Miller David J, Bashir-Uddin Surfraz M, Akhtar Mahmoud, Gani David, Allemann Rudolf K
School of Chemistry, The University of Birmingham, Edgbaston, Birmingham, UK B15 2TT.
Org Biomol Chem. 2004 Mar 7;2(5):671-88. doi: 10.1039/b312808c. Epub 2004 Feb 5.

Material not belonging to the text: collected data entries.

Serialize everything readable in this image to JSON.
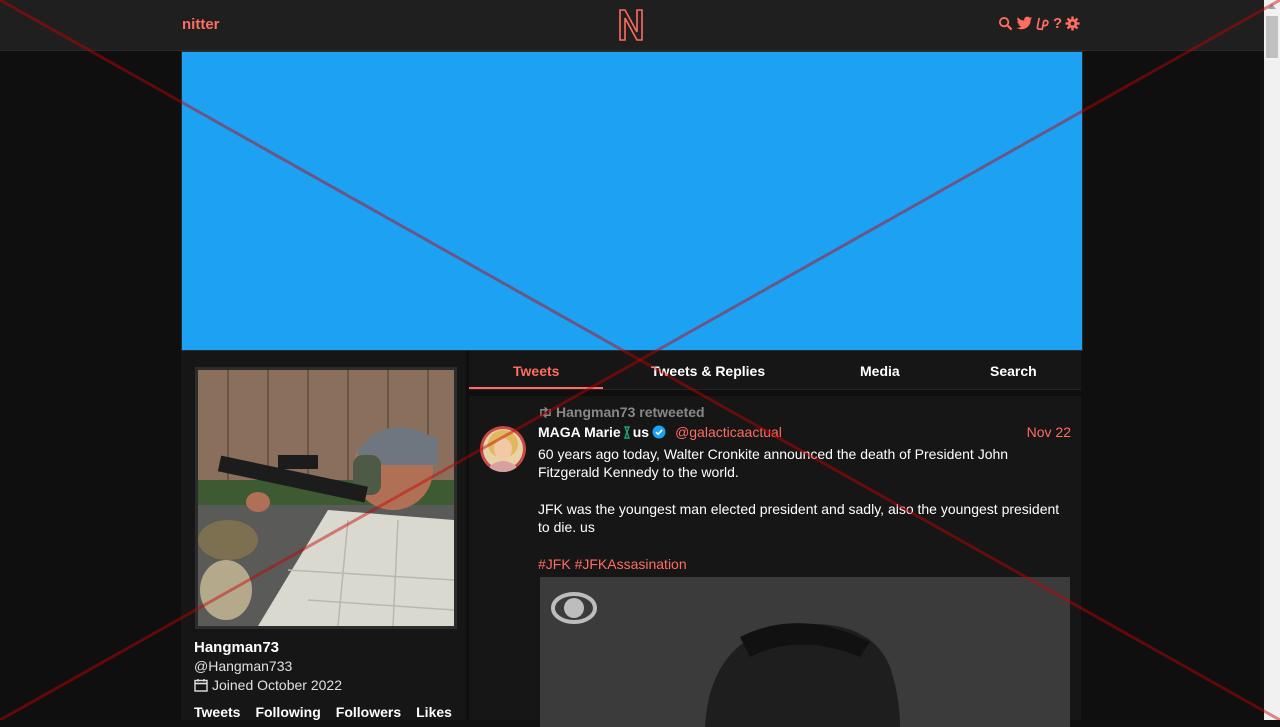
{
  "nav": {
    "brand": "nitter",
    "logo_letter": "N",
    "icons": [
      "search-icon",
      "twitter-bird-icon",
      "liberapay-icon",
      "help-icon",
      "gear-icon"
    ],
    "help_label": "?"
  },
  "colors": {
    "accent": "#ff6c60",
    "banner": "#1da1f2",
    "background": "#0f0f0f",
    "panel": "#161616",
    "verified": "#1da1f2"
  },
  "profile": {
    "fullname": "Hangman73",
    "username": "@Hangman733",
    "joined": "Joined October 2022",
    "stats": [
      "Tweets",
      "Following",
      "Followers",
      "Likes"
    ]
  },
  "tabs": [
    {
      "label": "Tweets",
      "active": true
    },
    {
      "label": "Tweets & Replies",
      "active": false
    },
    {
      "label": "Media",
      "active": false
    },
    {
      "label": "Search",
      "active": false
    }
  ],
  "tweet": {
    "retweet_label": "Hangman73 retweeted",
    "fullname": "MAGA Marie",
    "name_suffix": "us",
    "username": "@galacticaactual",
    "date": "Nov 22",
    "paragraphs": [
      "60 years ago today, Walter Cronkite announced the death of President John Fitzgerald Kennedy to the world.",
      "JFK was the youngest man elected president and sadly, also the youngest president to die. us"
    ],
    "hashtags": "#JFK #JFKAssasination"
  }
}
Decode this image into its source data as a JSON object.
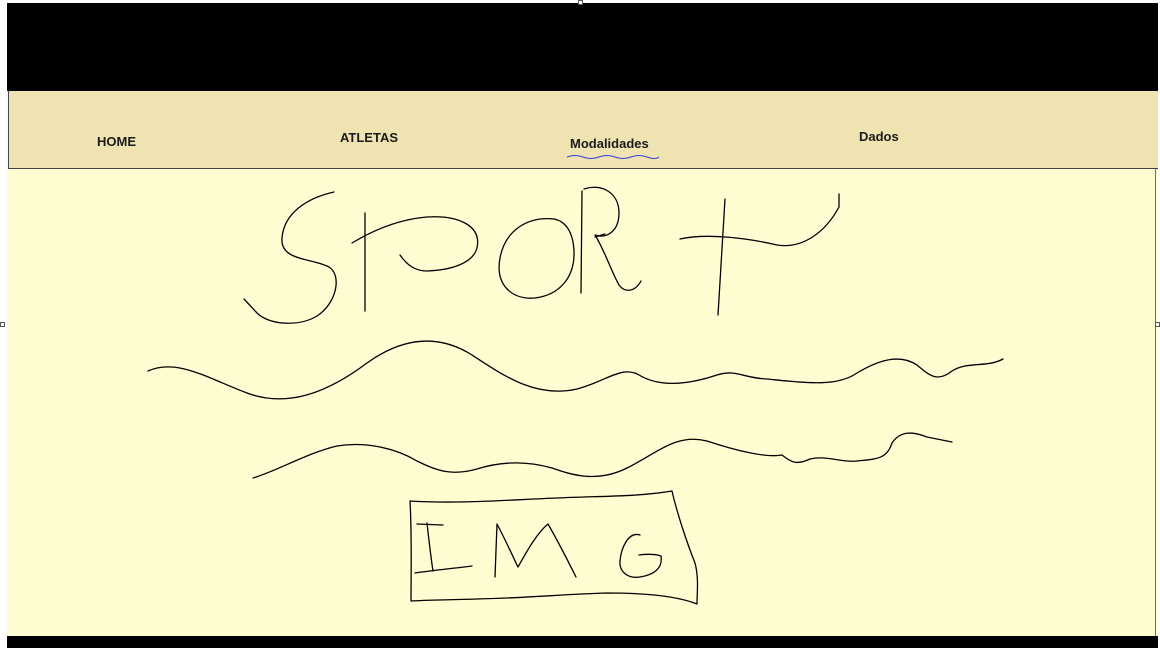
{
  "nav": {
    "items": [
      {
        "label": "HOME"
      },
      {
        "label": "ATLETAS"
      },
      {
        "label": "Modalidades"
      },
      {
        "label": "Dados"
      }
    ]
  },
  "sketch": {
    "title_text": "SPORT",
    "image_placeholder_text": "IMG"
  },
  "colors": {
    "header_bg": "#000000",
    "nav_bg": "#efe3b1",
    "content_bg": "#fffed2",
    "spellcheck_underline": "#3b3bd6"
  }
}
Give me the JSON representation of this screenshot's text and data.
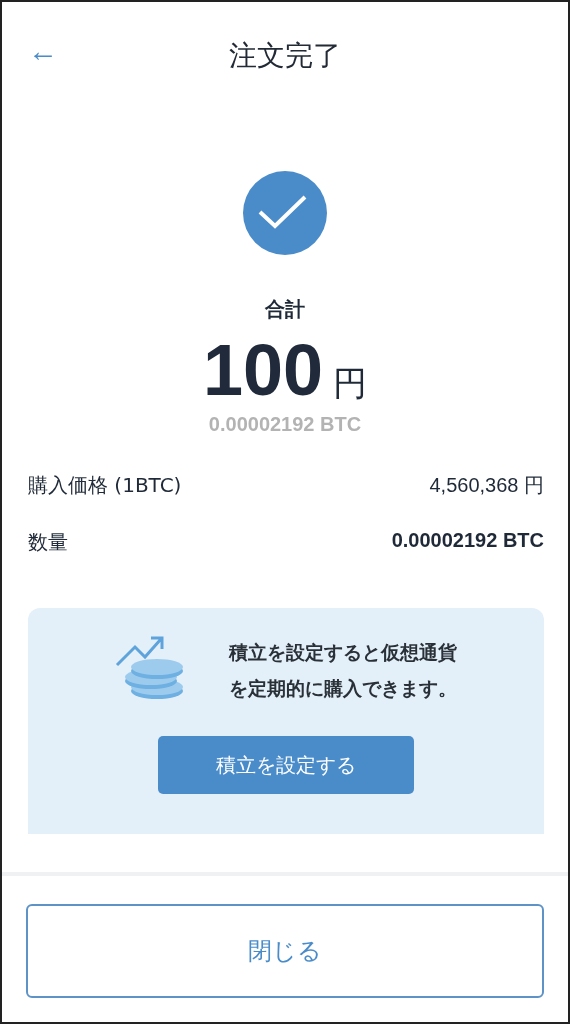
{
  "header": {
    "back": "←",
    "title": "注文完了"
  },
  "status": {
    "success": true
  },
  "total": {
    "label": "合計",
    "amount": "100",
    "unit": "円",
    "crypto": "0.00002192 BTC"
  },
  "details": [
    {
      "label": "購入価格 (1BTC)",
      "value": "4,560,368 円",
      "bold": false
    },
    {
      "label": "数量",
      "value": "0.00002192 BTC",
      "bold": true
    }
  ],
  "promo": {
    "lines": [
      "積立を設定すると仮想通貨",
      "を定期的に購入できます。"
    ],
    "button": "積立を設定する"
  },
  "footer": {
    "button": "閉じる"
  }
}
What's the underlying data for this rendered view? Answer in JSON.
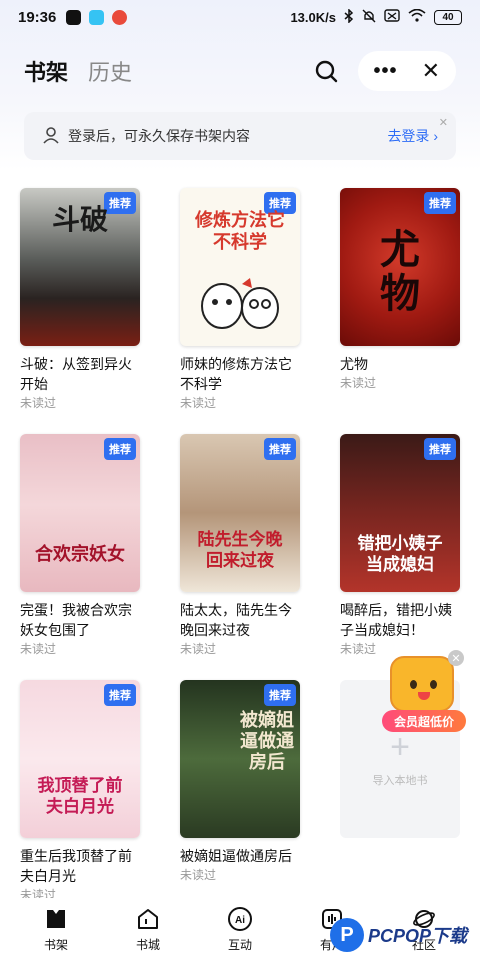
{
  "status_bar": {
    "time": "19:36",
    "network_speed": "13.0K/s",
    "battery": "40"
  },
  "header": {
    "tabs": [
      {
        "label": "书架",
        "active": true
      },
      {
        "label": "历史",
        "active": false
      }
    ],
    "search_icon": "search-icon",
    "more_icon": "more-icon",
    "close_icon": "close-icon"
  },
  "login_banner": {
    "text": "登录后，可永久保存书架内容",
    "link": "去登录 ›"
  },
  "books": [
    {
      "title": "斗破：从签到异火开始",
      "status": "未读过",
      "badge": "推荐",
      "cover_text": "斗破"
    },
    {
      "title": "师妹的修炼方法它不科学",
      "status": "未读过",
      "badge": "推荐",
      "cover_text": "修炼方法它不科学"
    },
    {
      "title": "尤物",
      "status": "未读过",
      "badge": "推荐",
      "cover_text": "尤物"
    },
    {
      "title": "完蛋！我被合欢宗妖女包围了",
      "status": "未读过",
      "badge": "推荐",
      "cover_text": "合欢宗妖女"
    },
    {
      "title": "陆太太，陆先生今晚回来过夜",
      "status": "未读过",
      "badge": "推荐",
      "cover_text": "陆先生今晚回来过夜"
    },
    {
      "title": "喝醉后，错把小姨子当成媳妇！",
      "status": "未读过",
      "badge": "推荐",
      "cover_text": "错把小姨子当成媳妇"
    },
    {
      "title": "重生后我顶替了前夫白月光",
      "status": "未读过",
      "badge": "推荐",
      "cover_text": "我顶替了前夫白月光"
    },
    {
      "title": "被嫡姐逼做通房后",
      "status": "未读过",
      "badge": "推荐",
      "cover_text": "被嫡姐逼做通房后"
    }
  ],
  "import_card": {
    "plus": "+",
    "label": "导入本地书"
  },
  "promo": {
    "label": "会员超低价"
  },
  "bottom_nav": [
    {
      "label": "书架",
      "icon": "bookshelf-icon"
    },
    {
      "label": "书城",
      "icon": "bookstore-icon"
    },
    {
      "label": "互动",
      "icon": "ai-icon"
    },
    {
      "label": "有声",
      "icon": "audio-icon"
    },
    {
      "label": "社区",
      "icon": "community-icon"
    }
  ],
  "watermark": {
    "logo": "P",
    "text": "PCPOP下载"
  },
  "colors": {
    "accent": "#2f6ff0",
    "link": "#2d6cf6",
    "muted": "#999999"
  }
}
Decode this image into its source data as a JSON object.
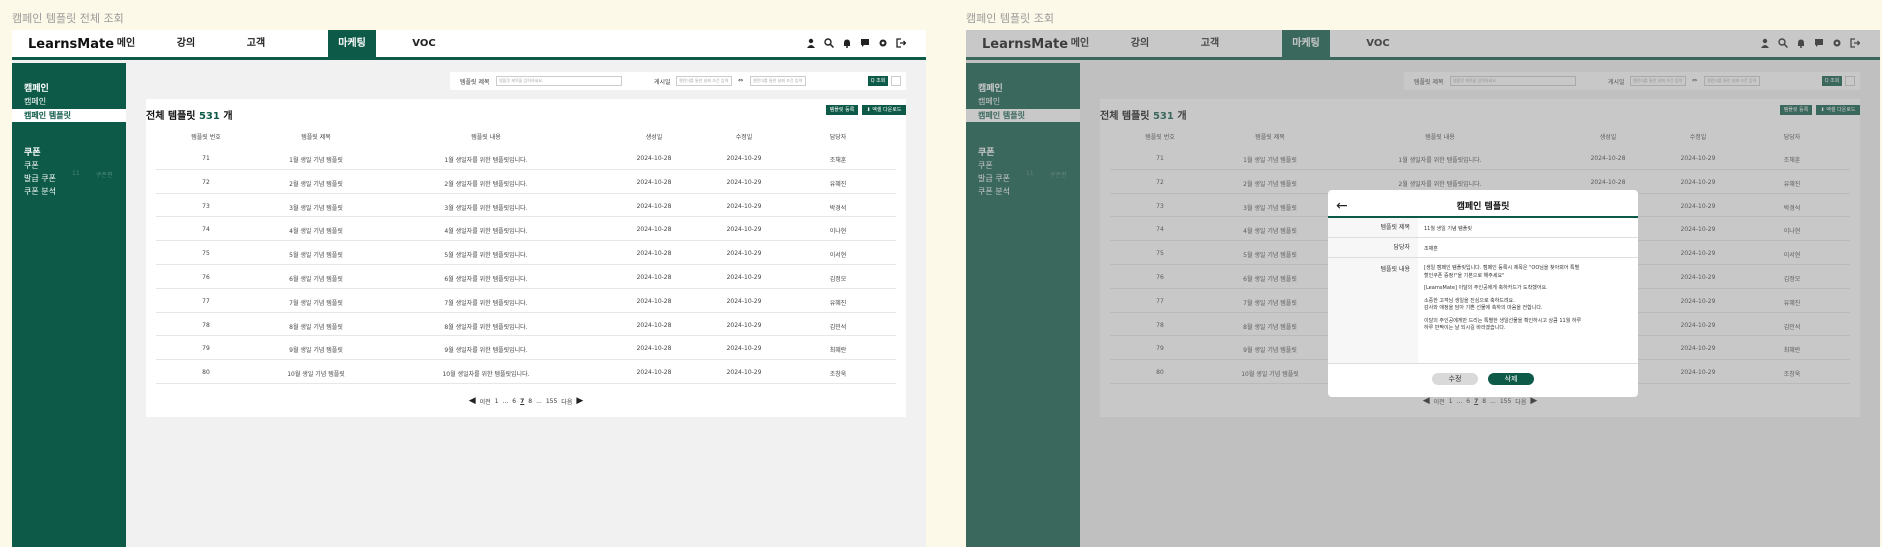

Inositol monophosphatase is widely held to be the therapeutic target for inhibition by lithium ion in the treatment of bipolar disorder. In a continued effort to improve the bioavailability of alternative inhibitors, we have designed and tested two new series of compounds; phosphonates and product-like mimics. Phosphonate substrate mimics were competitive inhibitors of reduced potency as compared to phosphate based inhibitors. Product mimics however, showed various inhibitory modes of action. The 6-butylamino derivative 6p was an uncompetitive inhibitor when acting alone (K(i)= 0.3 mM) but displayed non-competitive inhibition in the presence of inorganic phosphate. This compound represents a new lead in the search for a viable replacement for lithium ion therapy.
肌醇单磷酸酶被广泛认为是锂离子在双相情感障碍治疗中发挥抑制作用的治疗靶点。为了持续努力提高替代抑制剂的生物利用度,我们设计并测试了两个新的化合物系列;膦酸盐和产物类似物模拟物。与基于磷酸盐的抑制剂相比,膦酸盐底物模拟物是效力降低的竞争性抑制剂。然而,产物模拟物显示出各种抑制作用模式。6-丁基氨基衍生物6p单独作用时是一种非竞争性抑制剂(K(i)= 0.3 mM),但在无机磷酸盐存在下表现出非竞争性抑制作用。该化合物代表了寻找锂离子疗法可行替代物的新线索。